Making MOOCs and the role of the librarian

Hugh Davis, University of Southampton

Hugh Davis is Professor of Learning Technologies at the University of Southampton, UK, where is APVC and Director of Education and directs the Centre for Innovation in Technologies and Education (CITE). Hugh has over 250 papers published in the area, and has run many funded projects concerned with educational technologies.  He has a long history of teaching on-line, having created an MSc in Information Engineering which started in the very early days of the Web (1994).  Hugh is responsible for the University of Southampton’s collaboration with the UK MOOC platform provider, FutureLearn, and has directed the creation of three MOOCs in less than a year.

Hugh Davis holder innlegg begge dager på konferansen.

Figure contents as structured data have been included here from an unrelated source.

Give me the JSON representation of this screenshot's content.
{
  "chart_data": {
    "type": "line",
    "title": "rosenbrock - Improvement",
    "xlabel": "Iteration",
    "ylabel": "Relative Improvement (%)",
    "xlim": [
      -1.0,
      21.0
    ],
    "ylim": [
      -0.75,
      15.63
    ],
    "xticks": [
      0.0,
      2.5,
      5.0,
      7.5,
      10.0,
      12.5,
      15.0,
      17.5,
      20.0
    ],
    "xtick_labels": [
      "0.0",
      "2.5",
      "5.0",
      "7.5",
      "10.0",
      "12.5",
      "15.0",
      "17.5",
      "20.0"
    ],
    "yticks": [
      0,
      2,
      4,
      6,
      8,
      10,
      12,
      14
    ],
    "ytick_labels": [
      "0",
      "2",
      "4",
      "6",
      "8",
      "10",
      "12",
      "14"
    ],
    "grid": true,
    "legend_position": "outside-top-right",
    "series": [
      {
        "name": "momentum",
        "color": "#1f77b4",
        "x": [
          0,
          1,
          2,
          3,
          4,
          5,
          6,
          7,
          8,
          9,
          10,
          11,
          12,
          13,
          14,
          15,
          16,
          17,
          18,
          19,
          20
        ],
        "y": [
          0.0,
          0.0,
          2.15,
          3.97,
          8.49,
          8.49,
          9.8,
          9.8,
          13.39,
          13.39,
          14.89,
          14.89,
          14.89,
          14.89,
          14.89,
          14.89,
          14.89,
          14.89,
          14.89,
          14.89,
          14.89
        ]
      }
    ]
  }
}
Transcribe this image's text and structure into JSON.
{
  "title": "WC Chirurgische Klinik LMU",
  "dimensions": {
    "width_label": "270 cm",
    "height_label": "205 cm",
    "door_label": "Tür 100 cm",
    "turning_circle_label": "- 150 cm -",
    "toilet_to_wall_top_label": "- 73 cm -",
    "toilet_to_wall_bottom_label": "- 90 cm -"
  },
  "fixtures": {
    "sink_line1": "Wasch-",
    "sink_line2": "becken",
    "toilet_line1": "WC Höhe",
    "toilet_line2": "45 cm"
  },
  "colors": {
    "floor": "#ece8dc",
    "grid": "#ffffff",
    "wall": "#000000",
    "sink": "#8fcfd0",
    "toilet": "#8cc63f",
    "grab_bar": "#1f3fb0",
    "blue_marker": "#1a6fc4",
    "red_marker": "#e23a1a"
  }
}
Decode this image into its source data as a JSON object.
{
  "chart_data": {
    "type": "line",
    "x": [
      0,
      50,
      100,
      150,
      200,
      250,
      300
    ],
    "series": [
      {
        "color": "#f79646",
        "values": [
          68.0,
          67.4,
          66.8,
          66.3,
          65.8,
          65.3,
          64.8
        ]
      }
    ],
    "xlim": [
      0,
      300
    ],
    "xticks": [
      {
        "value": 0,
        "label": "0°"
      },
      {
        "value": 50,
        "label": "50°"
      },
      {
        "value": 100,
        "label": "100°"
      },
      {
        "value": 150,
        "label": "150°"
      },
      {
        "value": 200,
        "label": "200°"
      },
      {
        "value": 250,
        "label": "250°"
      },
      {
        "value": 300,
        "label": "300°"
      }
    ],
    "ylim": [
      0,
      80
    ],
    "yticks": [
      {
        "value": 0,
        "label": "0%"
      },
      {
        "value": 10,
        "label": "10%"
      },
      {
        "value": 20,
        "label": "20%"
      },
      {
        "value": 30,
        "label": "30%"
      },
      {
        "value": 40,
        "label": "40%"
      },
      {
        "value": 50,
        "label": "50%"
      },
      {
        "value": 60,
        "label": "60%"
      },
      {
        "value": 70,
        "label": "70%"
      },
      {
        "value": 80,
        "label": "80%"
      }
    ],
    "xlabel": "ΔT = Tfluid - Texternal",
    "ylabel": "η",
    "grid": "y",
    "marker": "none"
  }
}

Tirsdag 11.mars, 13.45-14.30:
The place for MOOCs in the changing Educational Landscape

There can be no doubt that Massive Open On-line Courses (MOOCs) have been the educational phenomenon of the last few years with large numbers of these web based courses attracting tens of thousands of registrations.  But what is the business model for a university investing in making MOOCs and then making them freely available?  This talk will examine the ways in which universities are benefitting from their investment and the ways in which MOOCs are affecting pedagogy and the composition of credit bearing courses both online and on campus.

Onsdag 12.mars, 09.00-10.00:
Making MOOCs and the role of the librarian

Creating a Massive Open On-line Course (MOOC) is a team project, involving academics, learning designers, media production teams and learning resource teams.  In most universities there are very few examples of such collaborations in the production of new courses, and consequently the knowledge. skills and professional networks required may be undeveloped. At the same time MOOCs present an opportunity to explore new pedagogical approaches and provide big data concerning the behaviours of learners. This talk will reflect on experiences, both published and personal, of developing appropriate collaborations and also examine some of the pitfalls to be avoided.